Miller: Chris Kaber, let’s now turn to the environmental impacts of these operations. What are you hearing from farmers or what are you seeing with your own eyes?

Kaber: You may be aware that in Klamath County, a large portion of our farmers were not allowed to use the water that was set aside normally for their irrigation purposes this year. Our major canal system was dry all year. They weren’t able to access any of that groundwater and at the same time, we’ve had marijuana growth which is using that groundwater at huge amounts per day. I mean an average marijuana plant may use a gallon of water a day itself. So when you’ve got hundreds of thousands of those, you can do the math and you can see that that groundwater is being depleted. We’ve had many citizens in our county that have had their private wells run dry. These are the same reservoirs of water that they share for running their bath or drinking or watering their lawn, but that water is gone, in part because of the drought of course, but also because other people are using it for illegal purposes. So we look at the theft of water as just as damaging to our entire county, to the peacefulness in our county, as anything else.

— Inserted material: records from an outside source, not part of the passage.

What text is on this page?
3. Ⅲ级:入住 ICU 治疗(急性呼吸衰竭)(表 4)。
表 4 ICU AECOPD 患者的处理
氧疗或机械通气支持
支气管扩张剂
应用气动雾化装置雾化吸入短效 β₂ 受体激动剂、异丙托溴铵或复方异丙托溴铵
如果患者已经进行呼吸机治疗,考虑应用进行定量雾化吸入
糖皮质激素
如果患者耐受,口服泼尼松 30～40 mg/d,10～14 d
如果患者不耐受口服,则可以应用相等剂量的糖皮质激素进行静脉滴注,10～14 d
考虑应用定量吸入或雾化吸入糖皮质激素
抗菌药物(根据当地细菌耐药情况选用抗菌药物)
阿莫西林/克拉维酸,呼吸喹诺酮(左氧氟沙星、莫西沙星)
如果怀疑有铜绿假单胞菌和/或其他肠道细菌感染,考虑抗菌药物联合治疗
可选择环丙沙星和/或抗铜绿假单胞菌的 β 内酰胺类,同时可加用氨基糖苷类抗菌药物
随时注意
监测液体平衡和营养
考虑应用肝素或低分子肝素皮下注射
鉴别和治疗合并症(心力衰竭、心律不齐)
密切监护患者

Miller: And Brandon Boice, do you have a guess right now, or a guesstimate, for the percentage of illegal grows you’re even able to crack down on?

Boice: Just based on resources and how time-consuming and labor-intensive an illegal marijuana investigation is, I’d say we barely touched 15 to 20% and that includes all of the law enforcement groups from Joe [Josephine] to Douglas to Jackson to Klamath County, unfortunately. And that number may be high.